Sum over view of BitArray

q=trues(10000)
d=view(q,1:10000)

@btime sum($q)
17.034 ns (0 allocations: 0 bytes)
10000

@btime sum($d)
2.678 μs (0 allocations: 0 bytes)
10000

how can i improve performance of sum over continuous subset of a BitArrary?

2 Likes

I think the issue here is that BitArray is designed for elements to be accessed in bulk, not individually. This allows for a very efficient sum.
When you take a view of it, you create a wrapper that implements individual getindex, but more methods would probably be needed to make reductions like sum fast.

4 Likes

Specifically, BitArray internally contains a Vector{UInt64} (157 64-bit chunks for 10000 bits), and its sum dispatches to an internal Base.bitcount that works on these 157 chunks.

sum(a::AbstractArray{Bool}; kw...) =
    isempty(kw) ? count(a) : reduce(add_sum, a; kw...)
...
_count(::typeof(identity), B::BitArray, ::Colon, init) = bitcount(B.chunks; init)

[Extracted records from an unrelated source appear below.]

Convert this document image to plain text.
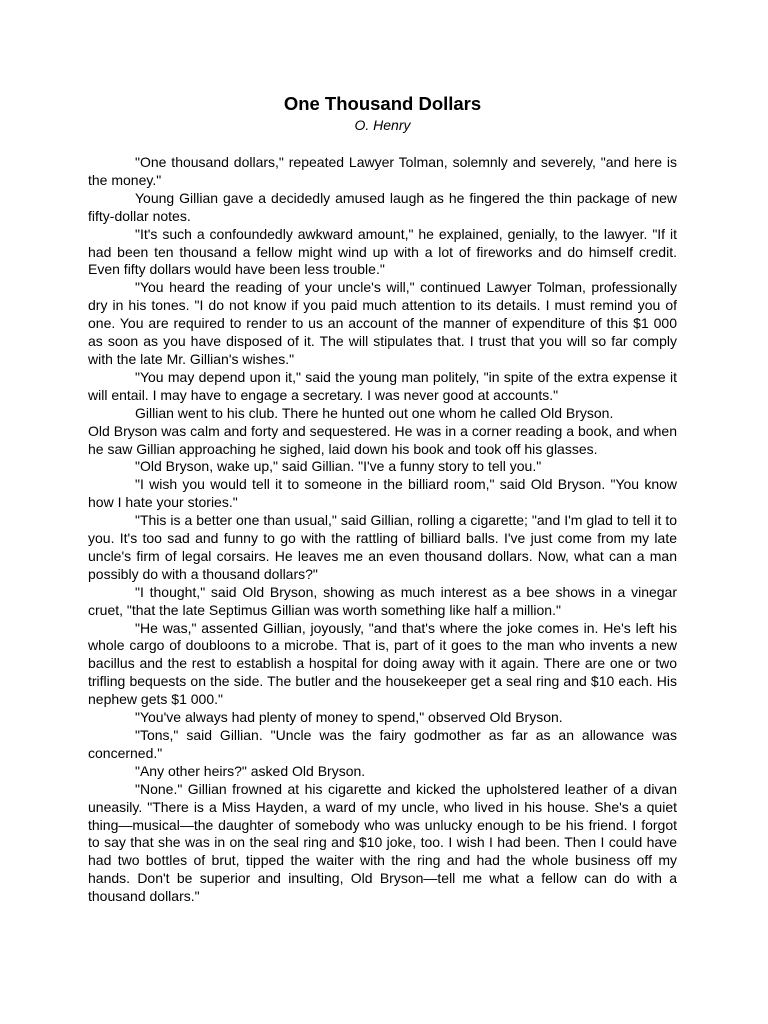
One Thousand Dollars
O. Henry

"One thousand dollars," repeated Lawyer Tolman, solemnly and severely, "and here is the money."

Young Gillian gave a decidedly amused laugh as he fingered the thin package of new fifty-dollar notes.

"It's such a confoundedly awkward amount," he explained, genially, to the lawyer. "If it had been ten thousand a fellow might wind up with a lot of fireworks and do himself credit. Even fifty dollars would have been less trouble."

"You heard the reading of your uncle's will," continued Lawyer Tolman, professionally dry in his tones. "I do not know if you paid much attention to its details. I must remind you of one. You are required to render to us an account of the manner of expenditure of this $1 000 as soon as you have disposed of it. The will stipulates that. I trust that you will so far comply with the late Mr. Gillian's wishes."

"You may depend upon it," said the young man politely, "in spite of the extra expense it will entail. I may have to engage a secretary. I was never good at accounts."

Gillian went to his club. There he hunted out one whom he called Old Bryson.

Old Bryson was calm and forty and sequestered. He was in a corner reading a book, and when he saw Gillian approaching he sighed, laid down his book and took off his glasses.

"Old Bryson, wake up," said Gillian. "I've a funny story to tell you."

"I wish you would tell it to someone in the billiard room," said Old Bryson. "You know how I hate your stories."

"This is a better one than usual," said Gillian, rolling a cigarette; "and I'm glad to tell it to you. It's too sad and funny to go with the rattling of billiard balls. I've just come from my late uncle's firm of legal corsairs. He leaves me an even thousand dollars. Now, what can a man possibly do with a thousand dollars?"

"I thought," said Old Bryson, showing as much interest as a bee shows in a vinegar cruet, "that the late Septimus Gillian was worth something like half a million."

"He was," assented Gillian, joyously, "and that's where the joke comes in. He's left his whole cargo of doubloons to a microbe. That is, part of it goes to the man who invents a new bacillus and the rest to establish a hospital for doing away with it again. There are one or two trifling bequests on the side. The butler and the housekeeper get a seal ring and $10 each. His nephew gets $1 000."

"You've always had plenty of money to spend," observed Old Bryson.

"Tons," said Gillian. "Uncle was the fairy godmother as far as an allowance was concerned."

"Any other heirs?" asked Old Bryson.

"None." Gillian frowned at his cigarette and kicked the upholstered leather of a divan uneasily. "There is a Miss Hayden, a ward of my uncle, who lived in his house. She's a quiet thing—musical—the daughter of somebody who was unlucky enough to be his friend. I forgot to say that she was in on the seal ring and $10 joke, too. I wish I had been. Then I could have had two bottles of brut, tipped the waiter with the ring and had the whole business off my hands. Don't be superior and insulting, Old Bryson—tell me what a fellow can do with a thousand dollars."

function bitcount(Bc::Vector{UInt64}; init::T=0) where {T}
    n::T = init
    @inbounds for i = 1:length(Bc)
        n = (n + count_ones(Bc[i])) % T
    end
    return n
end

Wrappers of BitArray, such as views, go over 10000 elements, accessing each chunk 64 times. Since the SubArray type made by view is not a continuous subset in general, e.g. view(q, 1:7:10000), it can’t use the same chunk strategy. I wonder if UnitRange views of dense vectors are always dense and could be separate dense types.

1 Like

That’s already a thing:

But for a subarray of BitArray that’s not enough to ensure you’re reading whole bytes, since also the first element and the span are relevant.